T is for testers required
Veitikka Studios are seeking gamers with military backgrounds and/or knowledge of Cold War weapons to alpha test their ambitious top-down tactics title, Armored Brigade. If you played AB incessantly back when it was a freeware project, all the better.
U is for under new management
Wargamer.com no longer has to paste this awkward disclaimer “This article covers a game developed and published by members of the Slitherine Group. For more information, please consult the About Us and Reviews Policy pages.” under many of its previews and reviews. Slitherine have sold the site, together with two of its siblings, strategygamer.com and pocketactics.com, to Bath-based media magnates Network N, the ex-Future folk behind PCGamesN.
V is for very nearly done
Killerfish kingpin Paul Sincock tells me Cold Waters customers should get their hands on the South China Sea campaign circa April. The sizeable freebie will come with new sub types, surface vessels and aircraft, and major terrain improvements.

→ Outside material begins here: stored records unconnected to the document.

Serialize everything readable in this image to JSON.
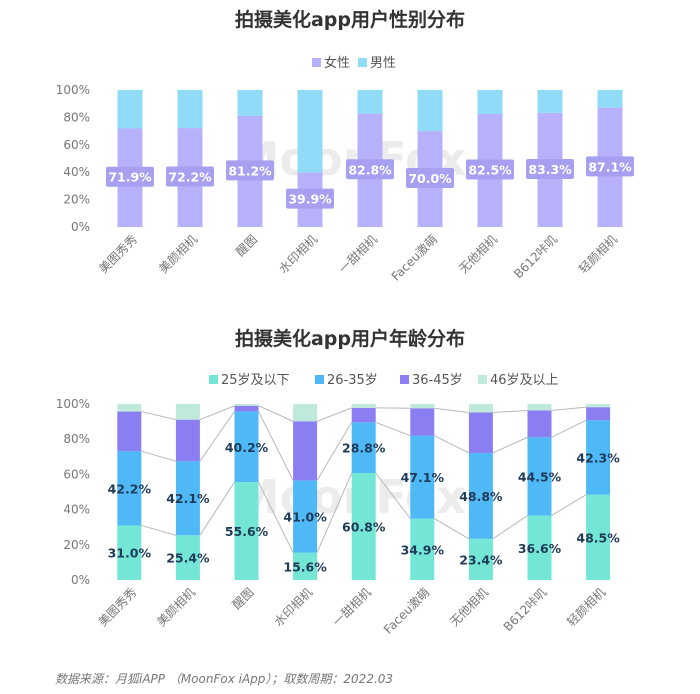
{
  "chart_data": [
    {
      "type": "bar",
      "stacked": true,
      "title": "拍摄美化app用户性别分布",
      "categories": [
        "美图秀秀",
        "美颜相机",
        "醒图",
        "水印相机",
        "一甜相机",
        "Faceu激萌",
        "无他相机",
        "B612咔叽",
        "轻颜相机"
      ],
      "series": [
        {
          "name": "女性",
          "color": "#b7b0fa",
          "values": [
            71.9,
            72.2,
            81.2,
            39.9,
            82.8,
            70.0,
            82.5,
            83.3,
            87.1
          ],
          "labels": [
            "71.9%",
            "72.2%",
            "81.2%",
            "39.9%",
            "82.8%",
            "70.0%",
            "82.5%",
            "83.3%",
            "87.1%"
          ]
        },
        {
          "name": "男性",
          "color": "#90dcf8",
          "values": [
            28.1,
            27.8,
            18.8,
            60.1,
            17.2,
            30.0,
            17.5,
            16.7,
            12.9
          ]
        }
      ],
      "yticks": [
        "0%",
        "20%",
        "40%",
        "60%",
        "80%",
        "100%"
      ],
      "ylim": [
        0,
        100
      ],
      "legend_position": "top"
    },
    {
      "type": "bar",
      "stacked": true,
      "title": "拍摄美化app用户年龄分布",
      "categories": [
        "美图秀秀",
        "美颜相机",
        "醒图",
        "水印相机",
        "一甜相机",
        "Faceu激萌",
        "无他相机",
        "B612咔叽",
        "轻颜相机"
      ],
      "series": [
        {
          "name": "25岁及以下",
          "color": "#73e6d6",
          "values": [
            31.0,
            25.4,
            55.6,
            15.6,
            60.8,
            34.9,
            23.4,
            36.6,
            48.5
          ],
          "labels": [
            "31.0%",
            "25.4%",
            "55.6%",
            "15.6%",
            "60.8%",
            "34.9%",
            "23.4%",
            "36.6%",
            "48.5%"
          ]
        },
        {
          "name": "26-35岁",
          "color": "#4fb9f7",
          "values": [
            42.2,
            42.1,
            40.2,
            41.0,
            28.8,
            47.1,
            48.8,
            44.5,
            42.3
          ],
          "labels": [
            "42.2%",
            "42.1%",
            "40.2%",
            "41.0%",
            "28.8%",
            "47.1%",
            "48.8%",
            "44.5%",
            "42.3%"
          ]
        },
        {
          "name": "36-45岁",
          "color": "#8a7ef2",
          "values": [
            22.5,
            23.6,
            3.2,
            33.6,
            8.2,
            15.6,
            23.0,
            15.2,
            7.4
          ]
        },
        {
          "name": "46岁及以上",
          "color": "#bfe9da",
          "values": [
            4.3,
            8.9,
            1.0,
            9.8,
            2.2,
            2.4,
            4.8,
            3.7,
            1.8
          ]
        }
      ],
      "yticks": [
        "0%",
        "20%",
        "40%",
        "60%",
        "80%",
        "100%"
      ],
      "ylim": [
        0,
        100
      ],
      "legend_position": "top"
    }
  ],
  "watermark": "MoonFox",
  "source": "数据来源：月狐iAPP （MoonFox iApp）；取数周期：2022.03"
}
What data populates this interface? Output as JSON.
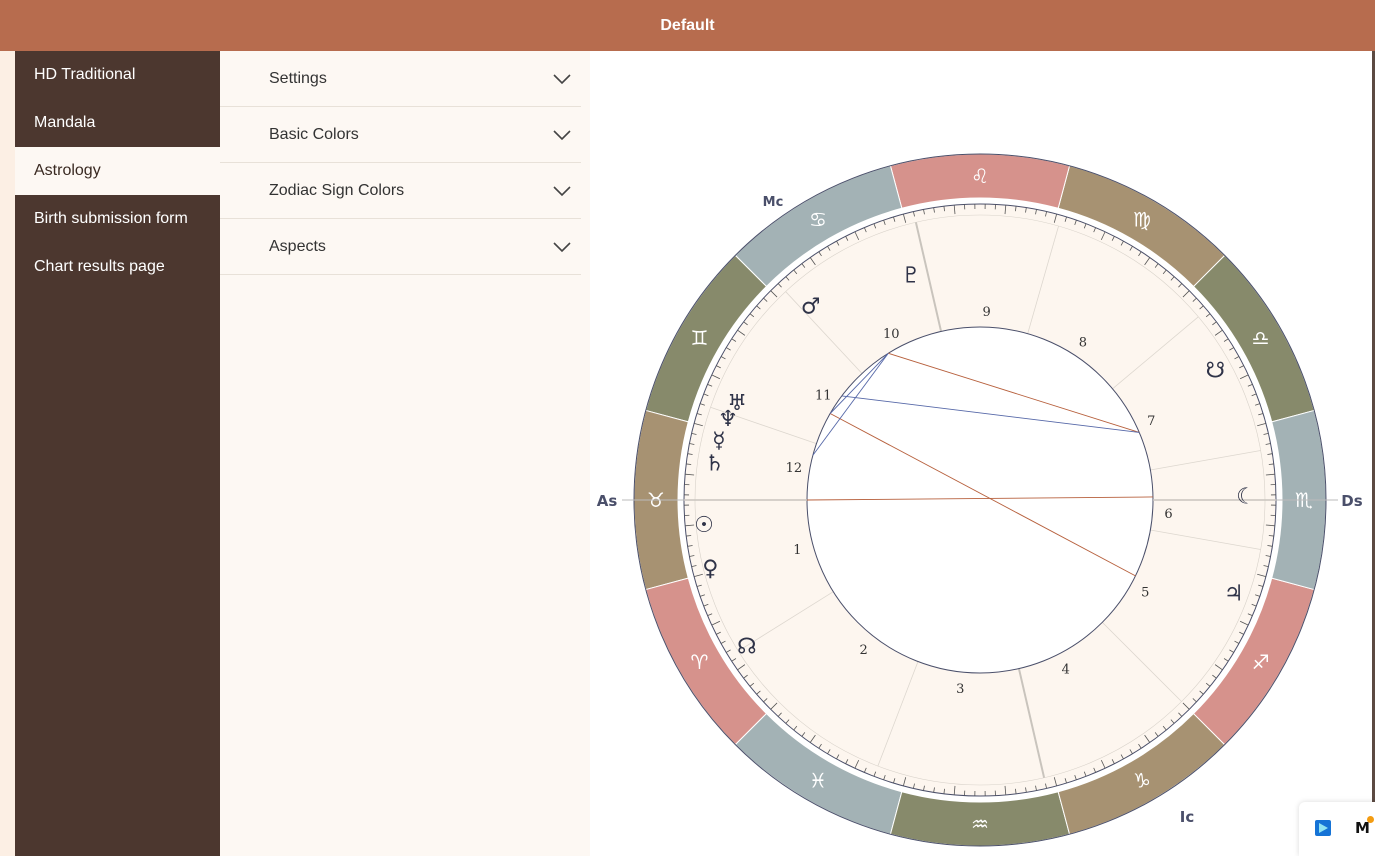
{
  "header": {
    "title": "Default"
  },
  "sidebar": {
    "items": [
      {
        "label": "HD Traditional"
      },
      {
        "label": "Mandala"
      },
      {
        "label": "Astrology",
        "active": true
      },
      {
        "label": "Birth submission form"
      },
      {
        "label": "Chart results page"
      }
    ]
  },
  "settings_panel": {
    "sections": [
      {
        "label": "Settings",
        "icon": "chevron-down-icon"
      },
      {
        "label": "Basic Colors",
        "icon": "chevron-down-icon"
      },
      {
        "label": "Zodiac Sign Colors",
        "icon": "chevron-down-icon"
      },
      {
        "label": "Aspects",
        "icon": "chevron-down-icon"
      }
    ]
  },
  "chart": {
    "angles": {
      "as": "As",
      "ds": "Ds",
      "mc": "Mc",
      "ic": "Ic"
    },
    "houses": [
      "1",
      "2",
      "3",
      "4",
      "5",
      "6",
      "7",
      "8",
      "9",
      "10",
      "11",
      "12"
    ],
    "signs": [
      {
        "name": "libra",
        "glyph": "♎",
        "color": "#878a6b"
      },
      {
        "name": "virgo",
        "glyph": "♍",
        "color": "#a79272"
      },
      {
        "name": "leo",
        "glyph": "♌",
        "color": "#d6928c"
      },
      {
        "name": "cancer",
        "glyph": "♋",
        "color": "#a3b2b5"
      },
      {
        "name": "gemini",
        "glyph": "♊",
        "color": "#878a6b"
      },
      {
        "name": "taurus",
        "glyph": "♉",
        "color": "#a79272"
      },
      {
        "name": "aries",
        "glyph": "♈",
        "color": "#d6928c"
      },
      {
        "name": "pisces",
        "glyph": "♓",
        "color": "#a3b2b5"
      },
      {
        "name": "aquarius",
        "glyph": "♒",
        "color": "#878a6b"
      },
      {
        "name": "capricorn",
        "glyph": "♑",
        "color": "#a79272"
      },
      {
        "name": "sagittarius",
        "glyph": "♐",
        "color": "#d6928c"
      },
      {
        "name": "scorpio",
        "glyph": "♏",
        "color": "#a3b2b5"
      }
    ],
    "planets": [
      {
        "name": "pluto",
        "glyph": "♇"
      },
      {
        "name": "mars",
        "glyph": "♂"
      },
      {
        "name": "uranus",
        "glyph": "♅"
      },
      {
        "name": "neptune",
        "glyph": "♆"
      },
      {
        "name": "mercury",
        "glyph": "☿"
      },
      {
        "name": "saturn",
        "glyph": "♄"
      },
      {
        "name": "sun",
        "glyph": "☉"
      },
      {
        "name": "venus",
        "glyph": "♀"
      },
      {
        "name": "north-node",
        "glyph": "☊"
      },
      {
        "name": "south-node",
        "glyph": "☋"
      },
      {
        "name": "moon",
        "glyph": "☾"
      },
      {
        "name": "jupiter",
        "glyph": "♃"
      }
    ],
    "colors": {
      "inner_fill": "#fdf6ef",
      "ring_stroke": "#4a4f6a",
      "aspect_red": "#b7603d",
      "aspect_blue": "#5668a8"
    }
  }
}
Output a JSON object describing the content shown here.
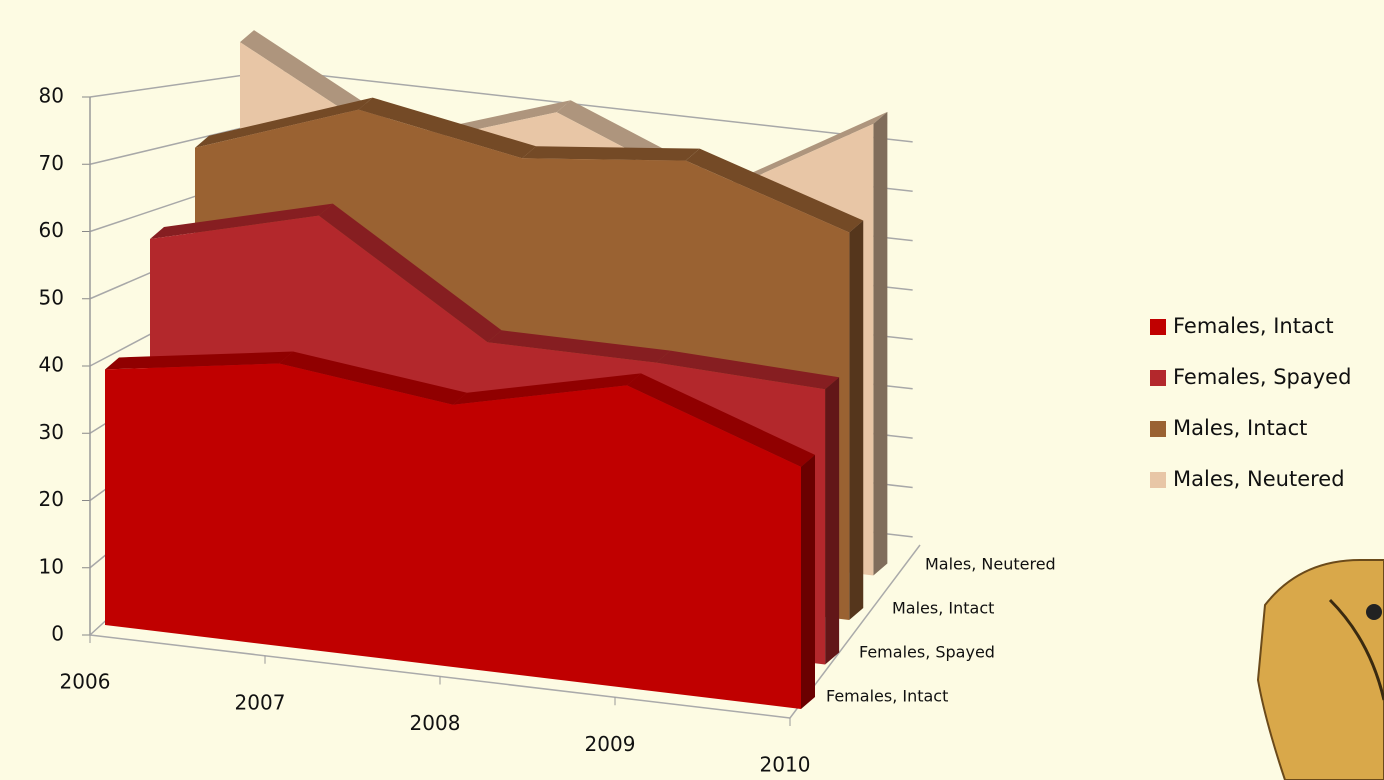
{
  "chart_data": {
    "type": "area",
    "x": [
      2006,
      2007,
      2008,
      2009,
      2010
    ],
    "series": [
      {
        "name": "Females, Intact",
        "color": "#c00000",
        "values": [
          38,
          42,
          39,
          45,
          36
        ]
      },
      {
        "name": "Females, Spayed",
        "color": "#b3282c",
        "values": [
          55,
          62,
          45,
          45,
          44
        ]
      },
      {
        "name": "Males, Intact",
        "color": "#9a6232",
        "values": [
          68,
          78,
          73,
          76,
          67
        ]
      },
      {
        "name": "Males, Neutered",
        "color": "#e8c6a6",
        "values": [
          86,
          70,
          80,
          68,
          85
        ]
      }
    ],
    "ylim": [
      0,
      80
    ],
    "yticks": [
      0,
      10,
      20,
      30,
      40,
      50,
      60,
      70,
      80
    ],
    "grid": true,
    "legend": "right"
  }
}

W is for whaling moratorium
Sorry, no florid tales of Flora and her crew, this week. Having exhausted my supply of whale synonyms and already shed enough cetacean blood to fill several nightmare lidos, I’ve decided to put my Nantucket AAR on ice for the timebeing. If you’d like to see Thar She Blows! return at some point, lobby me in the usual manner, ideally providing some decent stand-in nouns while you’re at it. (Already used: whale, cetacean, leviathan, behemoth, beast, creature, monster, devilfish, grampus, boat stover, blubbery boomer, barnacled breakwater, Neptune’s pincushion, krill swiller, Jonah own3r, Ahabomination)
X is for X-Plane X-15
The best piece of simulation-related writing I’ve read this year has to be Chris Frishmuth’s description of flying hypersonic X-15s in X-Plane. One of Flare Path’s atypical simmers Chris has taken a self-modified version of the default X-Plane X-15 from wild blue yonder to jet black yonder over a hundred times, and in doing so, has had ample opportunity to reflect on the extraordinary courage and skill of astronauts/test-pilots like ED White, Bill Dana and Neil Armstrong. His observations and images make for a riveting read.
Y is for you could win…
…a copy of the delightful Diesel Railcar Simulator , if you send me (timfstone at gmail dot com) a photo of yourself holding a railway-related book or magazine. Faces aren’t mandatory but I would like to be able to make out the title of the tome/mag in question. Thanks to Oskari’s generosity there are five DRS Steam activation codes up for grabs and they’ll go to the people whose pics arrive first. ALL CODES CLAIMED
Z is for Zulu Dawn
Jeff Lapkoff isn’t one of life’s lingerers. I felt his last creation, Combat Actions: Vietnam, needed some reworking here and there, but the chance of change now appears remote. Returning to a colonial conflict he’s rather partial to, Jeff is currently focussed on a 3D tactical recreation of the Battle of Isandlwana. I’m already picturing a maddening mini-game involving screwed-shut ammo boxes, sweaty screwdrivers, and rising panic.